The third pathway is subduction of subtropical mode water (STMW). FNPP1-derived radiocaesium injected at south of Kuroshio front by atmospheric deposition transported to southward rapidly due to subduction of STMW at potential densities of 25.1–25.3. In 2015 along 165 deg. E, FNPP1 radiocaesium corresponding STMW spread entire subtropical gyre and a part of them reached 2 deg. N and recirculated in the subtropical gyre and reached Japanese coast.

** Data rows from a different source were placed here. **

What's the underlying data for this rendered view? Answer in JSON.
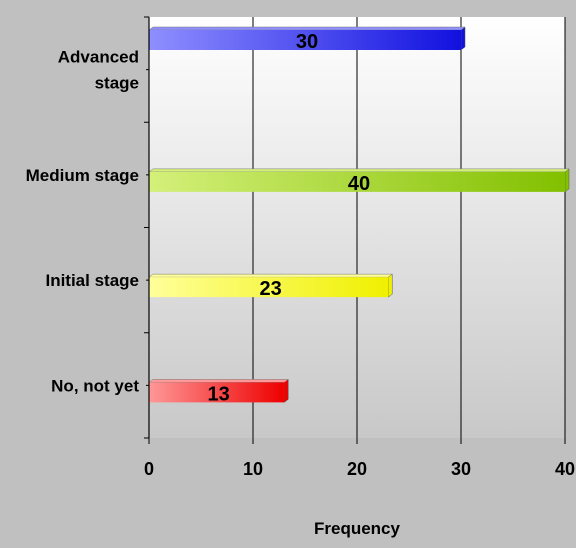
{
  "chart_data": {
    "type": "bar",
    "orientation": "horizontal",
    "categories": [
      "Advanced stage",
      "Medium stage",
      "Initial stage",
      "No, not yet"
    ],
    "category_labels": [
      [
        "Advanced",
        "stage"
      ],
      [
        "Medium stage"
      ],
      [
        "Initial stage"
      ],
      [
        "No, not yet"
      ]
    ],
    "values": [
      30,
      40,
      23,
      13
    ],
    "bar_colors": [
      {
        "from": "#8f8fff",
        "to": "#1111e0"
      },
      {
        "from": "#d4f07a",
        "to": "#82c000"
      },
      {
        "from": "#ffff9a",
        "to": "#f0f000"
      },
      {
        "from": "#ff9898",
        "to": "#ee0000"
      }
    ],
    "xlabel": "Frequency",
    "xlim": [
      0,
      40
    ],
    "xticks": [
      0,
      10,
      20,
      30,
      40
    ],
    "grid": true,
    "legend": "none"
  }
}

3, Mass balance of FNPP1 radiocaesium in the North Pacific
134Cs inventory was estimated to be 8 PBq in surface layer in summer 2012 (Inomata unpublished). Kaeriyama et al. (2016) estimated that 134Cs inventory in STWM in 2012 was about 4 PBq. We believe that FNPP1 derived 134Cs injected in the North Pacific was 15.2 - 18.3 PBq. Therefore 134Cs inventory can be estimated 3-6 PBq in CMW at this moment based on a mass balance of FNPP1 radiocaesium.
The 137Cs inventory in the North Pacific Ocean before the FNPP1 accident, which was derived mainly from nuclear weapons testing, was 69 PBq at the end of 2010. Thus, the FNPP1 accident increased the 137Cs inventory of 15.2 - 18.3 PBq by as much as 22 - 27%.